Your other option is going to your local shelter or humane society and perusing their selection. In most cases, you’ll end up striking out, but it doesn’t hurt to look. Plus, you can leave your contact information with them just in case one does come into their facility.

Now, if you do get lucky, there’s an essential part of this process you can’t forget: asking questions. You should never bring home an adopted dog without first going over their background and history.

It also essential you ask questions about their temperament and training to ensure you know as much information as possible. This knowledge will come in handy and help make the transition into your home more comfortable.

The answers you get will help you decide whether or not your household represents a good fit as well. If you do feel comfortable bringing the dog home, the adoption fee will range from $50 to $400.

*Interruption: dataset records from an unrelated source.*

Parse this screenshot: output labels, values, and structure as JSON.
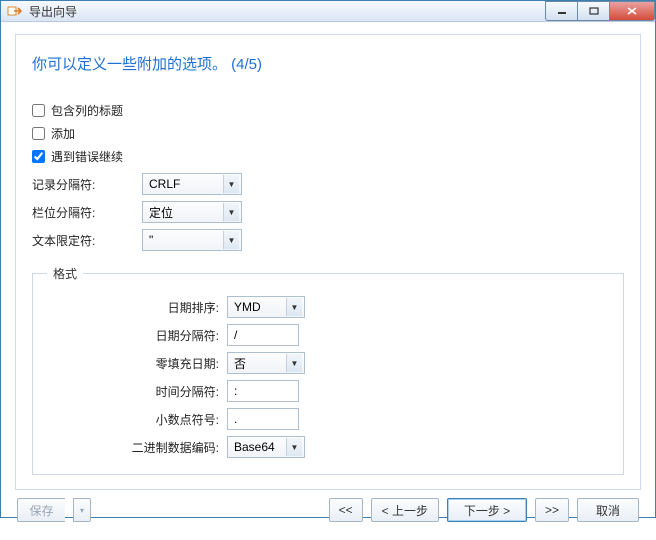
{
  "window": {
    "title": "导出向导"
  },
  "heading": "你可以定义一些附加的选项。 (4/5)",
  "checks": {
    "include_titles": {
      "label": "包含列的标题",
      "checked": false
    },
    "append": {
      "label": "添加",
      "checked": false
    },
    "continue_error": {
      "label": "遇到错误继续",
      "checked": true
    }
  },
  "separators": {
    "record": {
      "label": "记录分隔符:",
      "value": "CRLF"
    },
    "field": {
      "label": "栏位分隔符:",
      "value": "定位"
    },
    "text": {
      "label": "文本限定符:",
      "value": "\""
    }
  },
  "format": {
    "legend": "格式",
    "date_order": {
      "label": "日期排序:",
      "value": "YMD"
    },
    "date_sep": {
      "label": "日期分隔符:",
      "value": "/"
    },
    "zero_fill": {
      "label": "零填充日期:",
      "value": "否"
    },
    "time_sep": {
      "label": "时间分隔符:",
      "value": ":"
    },
    "decimal": {
      "label": "小数点符号:",
      "value": "."
    },
    "binary_enc": {
      "label": "二进制数据编码:",
      "value": "Base64"
    }
  },
  "buttons": {
    "save": "保存",
    "first": "<<",
    "prev": "< 上一步",
    "next": "下一步 >",
    "last": ">>",
    "cancel": "取消"
  }
}
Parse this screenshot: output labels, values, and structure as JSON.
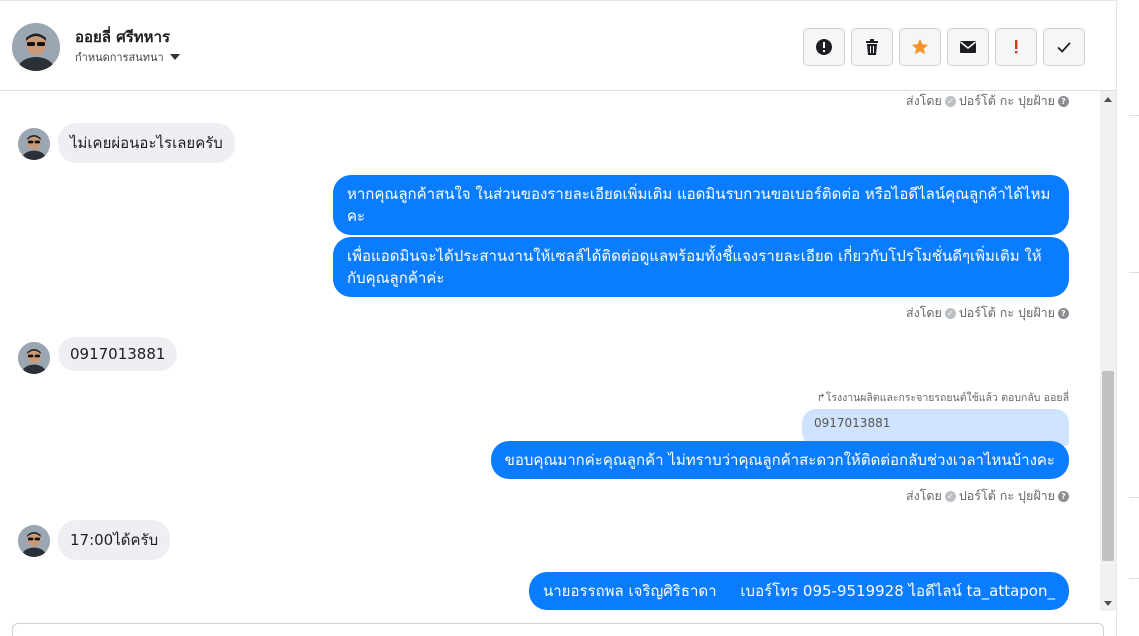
{
  "header": {
    "contact_name": "ออยลี่ ศรีทหาร",
    "assign_label": "กำหนดการสนทนา",
    "actions": [
      {
        "name": "report-icon",
        "color": "#1c1e21"
      },
      {
        "name": "trash-icon",
        "color": "#1c1e21"
      },
      {
        "name": "star-icon",
        "color": "#f5902a"
      },
      {
        "name": "envelope-icon",
        "color": "#1c1e21"
      },
      {
        "name": "exclamation-icon",
        "color": "#e0301e"
      },
      {
        "name": "check-icon",
        "color": "#1c1e21"
      }
    ]
  },
  "messages": {
    "meta_prefix": "ส่งโดย",
    "meta_author": "ปอร์โต้ กะ ปุยฝ้าย",
    "meta_top": {
      "prefix": "ส่งโดย",
      "author": "ปอร์โต้ กะ ปุยฝ้าย"
    },
    "in_1": "ไม่เคยผ่อนอะไรเลยครับ",
    "out_1": "หากคุณลูกค้าสนใจ ในส่วนของรายละเอียดเพิ่มเติม แอดมินรบกวนขอเบอร์ติดต่อ หรือไอดีไลน์คุณลูกค้าได้ไหมคะ",
    "out_2": "เพื่อแอดมินจะได้ประสานงานให้เซลล์ได้ติดต่อดูแลพร้อมทั้งชี้แจงรายละเอียด เกี่ยวกับโปรโมชั่นดีๆเพิ่มเติม ให้กับคุณลูกค้าค่ะ",
    "meta_2": {
      "prefix": "ส่งโดย",
      "author": "ปอร์โต้ กะ ปุยฝ้าย"
    },
    "in_2": "0917013881",
    "reply_note": "โรงงานผลิตและกระจายรถยนต์ใช้แล้ว ตอบกลับ ออยลี่",
    "quote": "0917013881",
    "out_3": "ขอบคุณมากค่ะคุณลูกค้า ไม่ทราบว่าคุณลูกค้าสะดวกให้ติดต่อกลับช่วงเวลาไหนบ้างคะ",
    "meta_3": {
      "prefix": "ส่งโดย",
      "author": "ปอร์โต้ กะ ปุยฝ้าย"
    },
    "in_3": "17:00ได้ครับ",
    "out_4": "นายอรรถพล เจริญศิริธาดา     เบอร์โทร 095-9519928 ไอดีไลน์ ta_attapon_"
  },
  "colors": {
    "outgoing": "#0a7cff",
    "incoming": "#eeeff2",
    "accent_star": "#f5902a",
    "alert": "#e0301e"
  }
}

In the end, there aren’t many avenues to choose from for people who find the Japanese Terrier temperament appealing.

Conclusion: Is the Japanese Terrier the Right Dog For You?

If you’re looking for a highly active, loving lapdog, the Japanese Terrier temperament might be the perfect fit. His affectionate personality will make sure every day has some joy in it. And his high activity needs will keep you on your toes.

But if you’re looking for a lazy or independent dog, he’s not a good option for you. His neediness and high exercise needs will end up driving you crazy. He’s also not a good fit for potential owners that will always be coming and going; he needs stability.